The Eastern Region Girls Education Officer, Patricia Brago Gyamfi has announced that the Ghana Education Service (GES) has introduced a "Safe Schools” concept across public and private schools in Koforidua to check corporal punishment.
The concept, which seeks to sensitize teachers on the negative effects of caning, would educate teachers and students on the need to desist from bullying, sexual harassment and verbal abuse of students.
She announced this at a Regional consultation Forum for the compilation of Ghana's report on the Convention on the Rights of Children to the United Nations Committee on the Rights of the Child, organized by the Department of Children under the Ministry of Gender, Children and Social Protection, in Koforidua.
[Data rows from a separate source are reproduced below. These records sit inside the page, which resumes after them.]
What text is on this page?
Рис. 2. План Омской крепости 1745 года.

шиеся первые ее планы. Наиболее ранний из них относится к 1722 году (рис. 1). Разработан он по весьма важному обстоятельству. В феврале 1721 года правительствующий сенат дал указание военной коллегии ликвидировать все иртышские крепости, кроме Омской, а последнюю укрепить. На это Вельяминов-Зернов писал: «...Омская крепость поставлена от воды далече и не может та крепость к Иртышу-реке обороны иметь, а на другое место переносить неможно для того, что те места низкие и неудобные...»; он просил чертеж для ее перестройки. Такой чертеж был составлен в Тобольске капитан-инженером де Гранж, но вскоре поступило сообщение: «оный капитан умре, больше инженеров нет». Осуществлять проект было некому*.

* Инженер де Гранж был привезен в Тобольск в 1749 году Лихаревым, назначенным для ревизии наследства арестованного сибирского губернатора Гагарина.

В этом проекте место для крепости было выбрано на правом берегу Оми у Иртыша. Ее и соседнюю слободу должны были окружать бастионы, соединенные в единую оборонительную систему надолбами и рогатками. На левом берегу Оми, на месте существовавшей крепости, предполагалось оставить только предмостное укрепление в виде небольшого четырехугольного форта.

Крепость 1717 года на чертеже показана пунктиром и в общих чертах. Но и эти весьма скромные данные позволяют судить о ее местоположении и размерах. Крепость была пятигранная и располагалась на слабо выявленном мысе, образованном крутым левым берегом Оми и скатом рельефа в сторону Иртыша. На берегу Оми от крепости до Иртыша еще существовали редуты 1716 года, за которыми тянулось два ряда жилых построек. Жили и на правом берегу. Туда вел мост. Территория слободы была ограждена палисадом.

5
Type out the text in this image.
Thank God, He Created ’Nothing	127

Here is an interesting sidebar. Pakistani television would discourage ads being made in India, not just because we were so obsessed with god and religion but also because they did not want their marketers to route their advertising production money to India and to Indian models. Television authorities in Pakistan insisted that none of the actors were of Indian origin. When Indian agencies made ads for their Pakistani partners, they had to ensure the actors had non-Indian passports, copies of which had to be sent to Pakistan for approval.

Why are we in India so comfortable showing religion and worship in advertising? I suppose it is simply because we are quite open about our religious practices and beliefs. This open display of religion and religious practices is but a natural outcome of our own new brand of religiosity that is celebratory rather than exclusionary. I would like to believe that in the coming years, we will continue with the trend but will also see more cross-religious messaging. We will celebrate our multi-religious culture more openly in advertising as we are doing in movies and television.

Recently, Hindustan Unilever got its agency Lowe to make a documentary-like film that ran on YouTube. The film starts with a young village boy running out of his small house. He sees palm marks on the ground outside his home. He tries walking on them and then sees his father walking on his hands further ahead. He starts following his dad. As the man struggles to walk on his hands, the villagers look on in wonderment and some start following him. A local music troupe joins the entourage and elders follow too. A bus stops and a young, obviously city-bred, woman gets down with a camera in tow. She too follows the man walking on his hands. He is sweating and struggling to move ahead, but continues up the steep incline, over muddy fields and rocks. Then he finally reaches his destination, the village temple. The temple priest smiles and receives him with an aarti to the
Mrs Gyamfi said GES did not accept caning and all forms of bullying and mentioned sweeping and weeding of compounds and verbal assaults as some of the punishments that would not be taken kindly from any teacher.
The forum was to inform stakeholders about the report and take inputs from them.
The stakeholders, including children, were drawn from government institutions that implement child welfare policies, non-governmental organisations focused on children, opinion and traditional leaders.
Mrs Florence Ayisi Quartey, the Acting Director of the Department of Children, speaking at the opening ceremony, said child rights and protection was a responsibility of parents and guardians and the state and added that the report would further strengthen the welfare of the Ghanaian child.
She explained that the scripture "spare the rod and spoil the child" which was often used in defence of abusing children was a wrong premise, adding that there was a difference between correction and punishment.
She observed that the child rights welfare was not anything foreign because, in formulating the laws to safeguard the interest of children, "our societal values and norms, were factored into it to ensure that we all, as a people can identify with the provisions."
Head of Research and Advocacy of Department of Children, Dr Sylvester Kyei-Gyamfi said the rights of children did not give total independence to children to do what they wanted, but it was to check the excesses of child abuse on the part of parents, society and the state in general and to enjoin children to submit to guidance and discipline.
He said the first step to protecting the child was to consider the interests of the child and urged, both in schools and at home, to stop bullying children and learn to guide and supervise them in the right direction for a better future.
In a presentation, some of the children appealed to the Ministry to make it a law for parents to listen to them, especially when making decisions that affected them.
They cited the selection of schools and programmes where parents often go against their choices.